The strength of the agribusiness segment in Congress led to the approval of a bill last year containing the so-called milestone thesis, a legal formulation that establishes that only Indigenous peoples who were effectively occupying their traditional territories in 1988 – when the current Constitution was promulgated – can now be officially granted such lands by the government.

The milestone thesis was ruled unconstitutional by the Supreme Court in 2023, but the Congress insisted on it and passed that bill. Now, the Supreme Court has to look at it again and declare its unconstitutionality again. Even if it doesn’t happen, the milestone thesis has been disturbing the Indigenous land grant program.

According to Liebgott, the government has been using it as an additional excuse in order to avoid proceeding with the demarcation of new Indigenous reservations – and thus it avoids conflicts with the Congress.

The consequences of all such measures involve not only direct violence, but also a general lack of quality of life provoked by state neglect.

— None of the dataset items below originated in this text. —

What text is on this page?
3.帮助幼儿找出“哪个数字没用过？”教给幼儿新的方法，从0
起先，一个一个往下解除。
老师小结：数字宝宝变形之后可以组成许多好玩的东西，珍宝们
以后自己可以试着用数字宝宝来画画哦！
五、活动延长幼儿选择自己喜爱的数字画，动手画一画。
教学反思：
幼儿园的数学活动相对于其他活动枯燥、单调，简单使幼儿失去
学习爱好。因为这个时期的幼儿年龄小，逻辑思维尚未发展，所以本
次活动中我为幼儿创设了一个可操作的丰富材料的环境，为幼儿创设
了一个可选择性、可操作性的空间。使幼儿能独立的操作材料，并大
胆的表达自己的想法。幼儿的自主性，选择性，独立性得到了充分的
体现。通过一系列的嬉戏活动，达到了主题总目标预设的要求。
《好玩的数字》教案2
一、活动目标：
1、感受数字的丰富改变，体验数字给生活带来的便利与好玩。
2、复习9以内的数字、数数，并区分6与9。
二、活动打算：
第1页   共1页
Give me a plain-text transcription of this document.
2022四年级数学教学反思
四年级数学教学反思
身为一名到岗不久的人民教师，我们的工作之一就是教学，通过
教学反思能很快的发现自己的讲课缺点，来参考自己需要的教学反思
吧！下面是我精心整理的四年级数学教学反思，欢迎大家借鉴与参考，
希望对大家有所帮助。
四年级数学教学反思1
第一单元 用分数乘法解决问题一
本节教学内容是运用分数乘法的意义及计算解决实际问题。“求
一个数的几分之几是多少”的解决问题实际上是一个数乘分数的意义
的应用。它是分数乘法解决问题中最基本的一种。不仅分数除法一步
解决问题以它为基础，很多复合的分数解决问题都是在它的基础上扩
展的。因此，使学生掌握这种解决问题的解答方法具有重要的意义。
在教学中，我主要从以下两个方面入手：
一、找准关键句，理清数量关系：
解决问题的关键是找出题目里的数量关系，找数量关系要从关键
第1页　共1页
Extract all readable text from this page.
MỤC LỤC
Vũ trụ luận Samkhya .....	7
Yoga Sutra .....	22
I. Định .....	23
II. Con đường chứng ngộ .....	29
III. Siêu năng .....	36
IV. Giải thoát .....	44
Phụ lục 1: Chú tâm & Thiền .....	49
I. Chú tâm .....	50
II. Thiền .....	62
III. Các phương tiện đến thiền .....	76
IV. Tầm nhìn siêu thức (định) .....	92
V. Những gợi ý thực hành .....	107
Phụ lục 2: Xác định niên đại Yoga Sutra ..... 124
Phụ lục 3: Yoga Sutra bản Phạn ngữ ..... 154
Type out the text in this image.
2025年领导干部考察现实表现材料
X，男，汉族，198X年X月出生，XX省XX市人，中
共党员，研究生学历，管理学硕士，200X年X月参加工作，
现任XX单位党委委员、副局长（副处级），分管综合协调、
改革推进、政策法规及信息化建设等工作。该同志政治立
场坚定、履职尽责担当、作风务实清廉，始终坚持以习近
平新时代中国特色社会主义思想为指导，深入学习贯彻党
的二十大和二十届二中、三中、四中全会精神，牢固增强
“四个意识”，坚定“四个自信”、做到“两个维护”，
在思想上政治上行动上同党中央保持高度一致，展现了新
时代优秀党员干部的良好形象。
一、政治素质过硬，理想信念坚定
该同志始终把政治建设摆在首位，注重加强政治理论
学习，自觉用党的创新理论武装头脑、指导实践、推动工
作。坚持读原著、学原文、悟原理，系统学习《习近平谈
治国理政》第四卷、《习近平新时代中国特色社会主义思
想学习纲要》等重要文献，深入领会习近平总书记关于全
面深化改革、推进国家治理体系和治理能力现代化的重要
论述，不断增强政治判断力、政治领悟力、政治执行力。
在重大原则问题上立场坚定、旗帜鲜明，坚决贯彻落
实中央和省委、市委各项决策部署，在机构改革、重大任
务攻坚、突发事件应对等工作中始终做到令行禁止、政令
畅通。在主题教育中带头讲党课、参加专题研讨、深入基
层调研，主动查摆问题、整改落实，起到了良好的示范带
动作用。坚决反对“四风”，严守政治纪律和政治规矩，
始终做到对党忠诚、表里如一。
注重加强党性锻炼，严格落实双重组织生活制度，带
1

Luiz Salvador, a leader of the Kaingang people in Rio Grande do Sul state, has been struggling for months to ensure that his group will receive the necessary incentives from the government to expand food production.

Vast areas in his state have been devastated since April after heavy rains. While his group lives in an already demarcated reservation, many other Kaingang have been camped for years by roads and rivers all over Rio Grande do Sul and demand their lands to be recognized.

“We went to Brasilia weeks ago in order to demand the government to invest in our family farming production. Only with the necessary support we’ll be able to grow our food,” Salvador told Crux.

To a great extent, the government’s way of dealing with Indigenous peoples is to distribute food kits among villagers every now and then. Leaders like Salvador are now tired of such policies.

“We have the knowledge and the disposition to plant crops. We only need the equipment to do so, something that is difficult for us to get through the customary ways. Banks don’t give us credit, for instance. That’s why we need the government to listen to us,” Salvador said.